Together with the government’s interest subsidies and credit guarantee, this move allows local banks to extend more and cheaper loans to businesses that need it most, the State Council said.
However, this delivery of cash to China’s smallest businesses still depends on banks actually making loans to those businesses. Last year, despite Beijing’s efforts, banks had little incentive to lend to small, struggling businesses. As a result, many small firms were forced to turn to shadow bankers for loans at much higher interest rates than regular lenders.
But such loans are just one tool that the People’s Bank of China is using to fix the country’s economic problems, though the central bank has shown little appetite for across-the-board monetary loosening, looking instead to more tapering in monetary easing.

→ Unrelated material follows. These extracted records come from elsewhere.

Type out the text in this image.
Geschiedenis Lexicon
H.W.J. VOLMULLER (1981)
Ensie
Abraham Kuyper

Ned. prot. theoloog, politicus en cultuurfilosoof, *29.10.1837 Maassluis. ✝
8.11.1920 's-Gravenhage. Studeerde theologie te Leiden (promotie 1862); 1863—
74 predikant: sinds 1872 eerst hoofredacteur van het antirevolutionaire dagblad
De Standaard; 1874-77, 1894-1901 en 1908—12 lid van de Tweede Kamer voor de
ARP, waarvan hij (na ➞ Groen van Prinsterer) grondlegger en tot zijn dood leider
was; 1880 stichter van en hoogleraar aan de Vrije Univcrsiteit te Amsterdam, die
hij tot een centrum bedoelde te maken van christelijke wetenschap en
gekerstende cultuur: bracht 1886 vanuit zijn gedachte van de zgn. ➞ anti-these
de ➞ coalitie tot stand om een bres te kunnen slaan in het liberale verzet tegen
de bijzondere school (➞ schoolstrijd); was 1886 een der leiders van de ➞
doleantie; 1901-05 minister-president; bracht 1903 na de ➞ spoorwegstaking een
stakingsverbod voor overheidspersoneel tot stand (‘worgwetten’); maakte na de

China’s headline economic growth slowed to 7.9 per cent in the second quarter, year on year, after hitting 18.3 per cent in the first quarter, albeit against a very low base comparison as lockdowns crippled China’s economy in the first quarter of last year.
The Ministry of Finance said over the weekend in its semi-annual fiscal policy report that there has not been enough fiscal spending this year, and it has fallen short of expectations.

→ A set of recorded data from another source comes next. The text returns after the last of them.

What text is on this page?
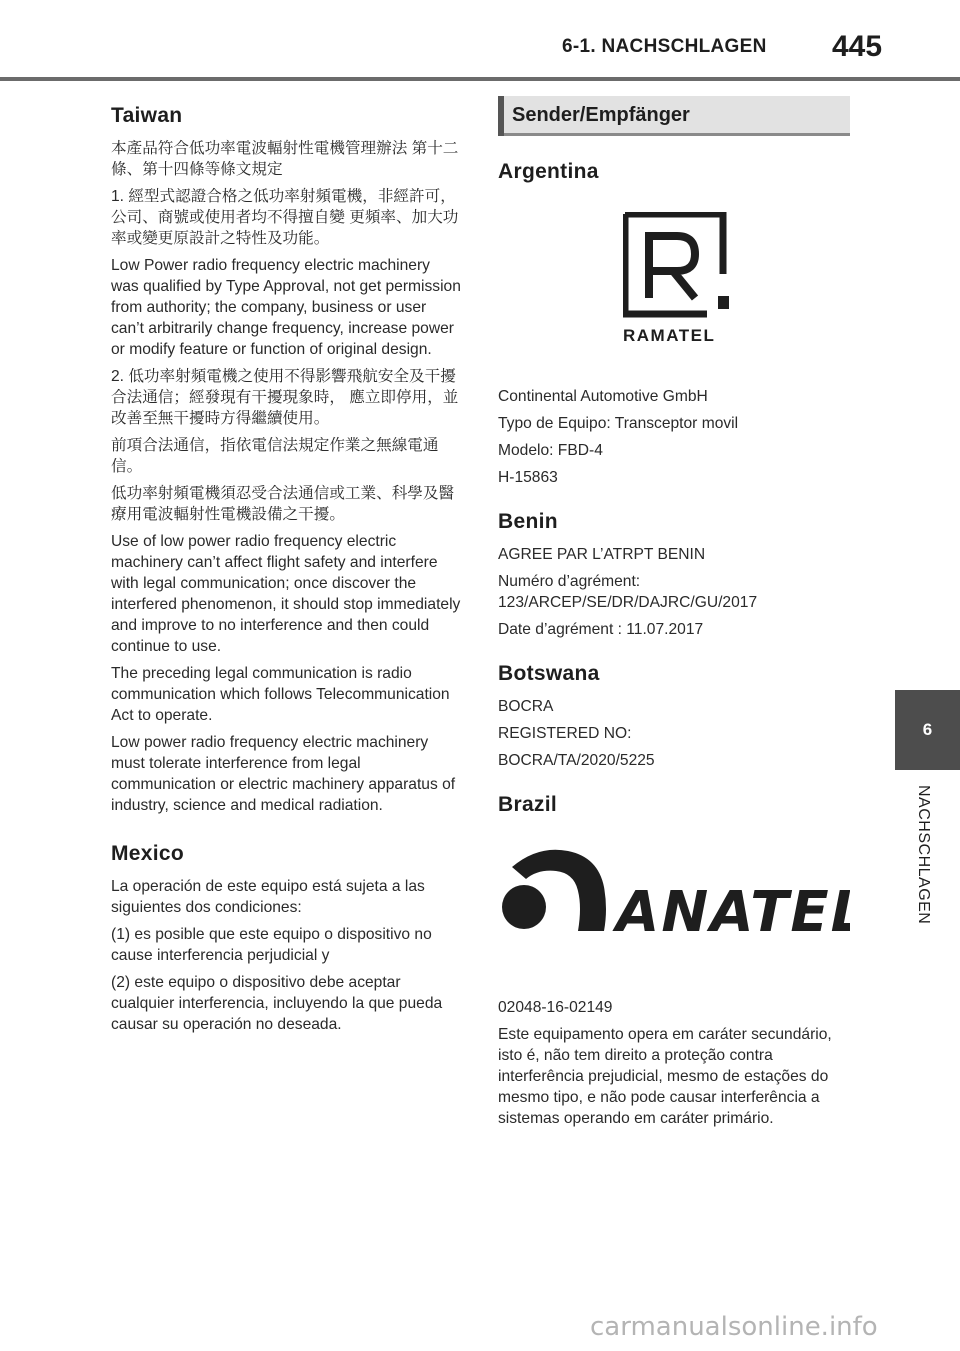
6-1. NACHSCHLAGEN 445
Taiwan

本產品符合低功率電波輻射性電機管理辦法 第十二條、第十四條等條文規定

1. 經型式認證合格之低功率射頻電機，非經許可，公司、商號或使用者均不得擅自變 更頻率、加大功率或變更原設計之特性及功能。

Low Power radio frequency electric machinery was qualified by Type Approval, not get permission from authority; the company, business or user can’t arbitrarily change frequency, increase power or modify feature or function of original design.

2. 低功率射頻電機之使用不得影響飛航安全及干擾合法通信；經發現有干擾現象時， 應立即停用，並改善至無干擾時方得繼續使用。

前項合法通信，指依電信法規定作業之無線電通信。

低功率射頻電機須忍受合法通信或工業、科學及醫療用電波輻射性電機設備之干擾。

Use of low power radio frequency electric machinery can’t affect flight safety and interfere with legal communication; once discover the interfered phenomenon, it should stop immediately and improve to no interference and then could continue to use.

The preceding legal communication is radio communication which follows Telecommunication Act to operate.

Low power radio frequency electric machinery must tolerate interference from legal communication or electric machinery apparatus of industry, science and medical radiation.

Mexico

La operación de este equipo está sujeta a las siguientes dos condiciones:

(1) es posible que este equipo o dispositivo no cause interferencia perjudicial y

(2) este equipo o dispositivo debe aceptar cualquier interferencia, incluyendo la que pueda causar su operación no deseada.

Sender/Empfänger
Argentina
RAMATEL

Continental Automotive GmbH

Typo de Equipo: Transceptor movil

Modelo: FBD-4

H-15863

Benin

AGREE PAR L’ATRPT BENIN

Numéro d’agrément: 123/ARCEP/SE/DR/DAJRC/GU/2017

Date d’agrément : 11.07.2017

Botswana

BOCRA

REGISTERED NO:

BOCRA/TA/2020/5225

Brazil
ANATEL

02048-16-02149

Este equipamento opera em caráter secundário, isto é, não tem direito a proteção contra interferência prejudicial, mesmo de estações do mesmo tipo, e não pode causar interferência a sistemas operando em caráter primário.

6
NACHSCHLAGEN
carmanualsonline.info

January-July fiscal spending, which is associated with infrastructure construction and public procurements, grew only 3.3 per cent from January to July – the second-lowest increase in 30 years. Meanwhile, only 1.35 trillion yuan worth of local special-purpose bonds were issued – less than 40 per cent of the projected annual total.
Xu Wei, a researcher with the Development Research Centre of the State Council, also warned of the downward pressure. “It is necessary to increase the proactive fiscal policy support at an appropriate time,” he said in an online article.
“Beijing may maintain its policy mix of targeted tightening and universal easing,” Ting Lu, Nomura’s chief China economist, said at its China Investor Forum on Tuesday.
However, “the ongoing monetary and fiscal-easing measures appear insufficient to reverse the growth downtrend, as the drag from a cooling property sector is too strong to be fully offset,” he added.